Grovigli di alimo rinsecchito crescono attorno casa. Un tempo era suo marito a occuparsene, quando non era fuori, lontano ad ammazzare gente e farsi ammazzare. Soldato di un esercito sdrucito che arrancava in quelle lande silenti come una legge incompresa e violenta. Glielo riportarono con la divisa arrossata, zaffi sfilacciati imbevuti del suo sangue che turavano le ferite come tappi in una botte. Due giorni dopo al cuartel mancava un soldato all’appello e la donna scavò la sua prima fossa vicino casa.

Quando giunsero i cibolleros, vomitati dalle pianure di caccia, calpestando il malpais come un branco di cinghiali in carica, la sua vita fu spenta, perché anche il seme del suo amore fu travolto dal destino non scritto.

Come un vortice di anime dannate, circondarono la casa urlando e sparando. Il ragazzo, allora dodicenne, si erse a estremo difensore menando fendenti con l’alpenstock e finendo là, su quel suolo dimenticato, i suoi giorni e il suo futuro.

La donna scavò la sua seconda fossa. Le portarono via tutto, lasciandola inerme col suo peccato, sola nel cammino verso una morte che desiderava ora più di un passato diverso. Li vide dileguarsi, infidi e maledetti come frammassoni senza volto, per non tornare più.

Spera ancora in un loro ritorno, mentre rivede nei suoi ricordi la famiglia perduta, spera di vederli apparire all’orizzonte, nuvole di polvere e urla e spari e puzzo di sudore, spera in un loro gesto di pietà nel concederle una morte veloce e liberatrice.

5 Commenti

  1. Cristiana Tumedei
    9 giugno 2013 alle 11:40 Rispondi

    Sarò ripetitiva, ma apprezzo molto le tue capacità descrittive. Credo siano un punto di forza che ti caratterizza. Ecco, concentrati su queste. Non sono appannaggio comune tra gli scrittori, specie tra quelli contemporanei.

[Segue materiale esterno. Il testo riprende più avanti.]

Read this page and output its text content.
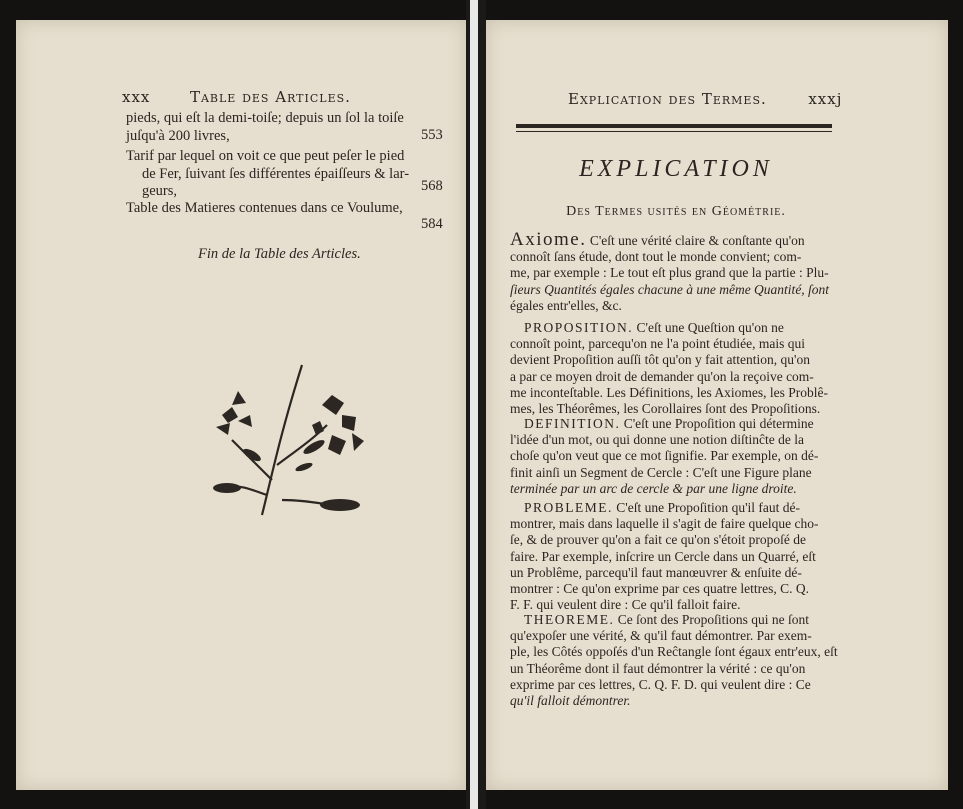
xxx	Table des Articles.
pieds, qui eſt la demi-toiſe; depuis un ſol la toiſe
juſqu'à 200 livres,	553
Tarif par lequel on voit ce que peut peſer le pied
de Fer, ſuivant ſes différentes épaiſſeurs & lar-
geurs,	568
Table des Matieres contenues dans ce Voulume,
584
Fin de la Table des Articles.
Explication des Termes.	xxxj
EXPLICATION
Des Termes usités en Géométrie.
Axiome. C'eſt une vérité claire & conſtante qu'on
connoît ſans étude, dont tout le monde convient; com-
me, par exemple : Le tout eſt plus grand que la partie : Plu-
ſieurs Quantités égales chacune à une même Quantité, ſont
égales entr'elles, &c.
PROPOSITION. C'eſt une Queſtion qu'on ne
connoît point, parcequ'on ne l'a point étudiée, mais qui
devient Propoſition auſſi tôt qu'on y fait attention, qu'on
a par ce moyen droit de demander qu'on la reçoive com-
me inconteſtable. Les Définitions, les Axiomes, les Problê-
mes, les Théorêmes, les Corollaires ſont des Propoſitions.
DEFINITION. C'eſt une Propoſition qui détermine
l'idée d'un mot, ou qui donne une notion diſtinĉte de la
choſe qu'on veut que ce mot ſignifie. Par exemple, on dé-
finit ainſi un Segment de Cercle : C'eſt une Figure plane
terminée par un arc de cercle & par une ligne droite.
PROBLEME. C'eſt une Propoſition qu'il faut dé-
montrer, mais dans laquelle il s'agit de faire quelque cho-
ſe, & de prouver qu'on a fait ce qu'on s'étoit propoſé de
faire. Par exemple, inſcrire un Cercle dans un Quarré, eſt
un Problême, parcequ'il faut manœuvrer & enſuite dé-
montrer : Ce qu'on exprime par ces quatre lettres, C. Q.
F. F. qui veulent dire : Ce qu'il falloit faire.
THEOREME. Ce ſont des Propoſitions qui ne ſont
qu'expoſer une vérité, & qu'il faut démontrer. Par exem-
ple, les Côtés oppoſés d'un Reĉtangle ſont égaux entr'eux, eſt
un Théorême dont il faut démontrer la vérité : ce qu'on
exprime par ces lettres, C. Q. F. D. qui veulent dire : Ce
qu'il falloit démontrer.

    Ho sostenuto la tua scelta di non pubblicare più i racconti domenicali. Ora che è passato un po’ di tempo da allora, credi che l’esercizio delle dieci parole – proposto con maggiore frequenza – ti sia utile?

    • Daniele Imperi
      9 giugno 2013 alle 18:52 Rispondi

      Grazie mille :)
      Non so se sia utile o meno questo esercizio, a dire la verità. Forse no. E sto vagliando la scelta di chiudere proprio questa rubrica, a dire la verità. Ma dovrei a quel punto trovare cosa pubblicare la domenica.

      • Lucia Donati
        9 giugno 2013 alle 22:13 Rispondi

        Se ti interessa il mio parere, non credo sia utilissimo questo esercizio e per un motivo preciso: una volta fatto e utilizzati i termini nuovi, si dimenticano facilmente se non li si riutilizza spesso. Ma se a te piace davvero, perché non continuare? Credo che a qualcuno interessi leggerlo anche se io non l’ho mai amato molto. :)

        • Daniele Imperi
          10 giugno 2013 alle 07:34 Rispondi

          Per me è utile per uno che scrive poco e ha bisogno di vari modi per esercitarsi. Per me non lo trovo utile per niente.

  2. Lucia Donati
    9 giugno 2013 alle 22:10 Rispondi

    Conoscevo cuartel ma perché ho studiato un po’ lo spagnolo. Alpenstock pare una via di mezzo tra tedesco e inglese (alpen+stock). Framassoni o frammassoni? (a me sembrava di aver sentito il termine con una m sola ma è probabile che mi sbagli).